MONTREAL -- The body of an alleged Mafia boss, who U.S. authorities said once led New York's notorious Bonanno crime family, was fished out from a river north of Montreal on Thursday.
Reports identified the body as Salvatore Montagna, although police wouldn't immediately confirm or deny the identity.
The FBI once called him the acting boss of the Bonanno crime family -- prompting one of New York's tabloids to call him the "Bambino Boss" because of his rise to power in his mid-30s.
Nicknamed "Sal The Iron Worker," he owned and operated a successful steel business in the U.S.
Montagna's death is the latest in a series of Mafia-related killings and disappearances over the last two years. He was considered a contender to take over the decimated Rizzuto family.
A provincial police spokesman said Thursday that a private citizen called after seeing a body along the shores of the L'Assomption River. The same person also reported that he heard gunshots, but Sgt. Benoit Richard said he couldn't confirm how the victim died.
"When (police) arrived, they saw a man lying near the river, they took him out of the water and started doing CPR with the help of the emergency personnel," Richard said.

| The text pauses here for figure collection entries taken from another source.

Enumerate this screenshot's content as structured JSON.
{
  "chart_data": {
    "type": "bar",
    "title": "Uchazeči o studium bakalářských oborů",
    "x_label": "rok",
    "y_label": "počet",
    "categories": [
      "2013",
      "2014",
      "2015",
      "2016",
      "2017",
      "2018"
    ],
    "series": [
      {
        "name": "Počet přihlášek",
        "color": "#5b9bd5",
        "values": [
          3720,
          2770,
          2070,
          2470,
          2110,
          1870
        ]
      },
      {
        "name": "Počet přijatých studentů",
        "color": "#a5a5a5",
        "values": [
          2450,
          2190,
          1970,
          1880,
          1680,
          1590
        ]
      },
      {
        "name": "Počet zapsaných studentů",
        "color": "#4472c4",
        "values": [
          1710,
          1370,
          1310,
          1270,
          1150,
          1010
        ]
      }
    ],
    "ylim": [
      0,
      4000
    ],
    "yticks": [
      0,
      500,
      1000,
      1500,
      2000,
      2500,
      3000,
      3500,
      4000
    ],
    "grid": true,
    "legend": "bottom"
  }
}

Richard said police will await the results of an autopsy, scheduled for Friday, to determine the cause of death.
Montagna was born in Montreal but raised in Sicily and, although he moved to the United States at 15, he never obtained U.S. citizenship.
The married father of three was deported to Canada from the United States in 2009 because of a conviction for refusing to testify before a grand jury on illegal gambling.
He pled guilty to the minor charge, but it made him ineligible to stay in the U.S. Montagna had no criminal record in Canada and re-entered without trouble.
His arrival in Montreal occurred just months before members of the Rizzuto family began being killed.
The FBI had called Montagna the acting boss of the Bonanno crime family, an allegation his lawyer denied.
The Bonanno crime family is one of the five largest Mafia families in New York -- one of the notorious criminal gangs that formed the original Commission, along with Al Capone and Lucky Luciano.
There had been speculation that Montagna had been part of the new Mafia leadership in Montreal and was trying to reorganize the leaderless group.
His death comes just two months after another man with Mafia ties, Raynald Desjardins, narrowly escaped death in a shooting in a suburb north of Montreal. Desjardins had close ties to Vito Rizzuto, the reputed head of the Montreal Mafia who is currently imprisoned in the United States.
A rash of killings and disappearances in late 2009 and early 2010 decimated the operation and have robbed him of many of his closest family members. Rizzuto's father and son were gunned down, as were other friends, while his brother-in-law simply vanished.
Montagna became the latest name on the list.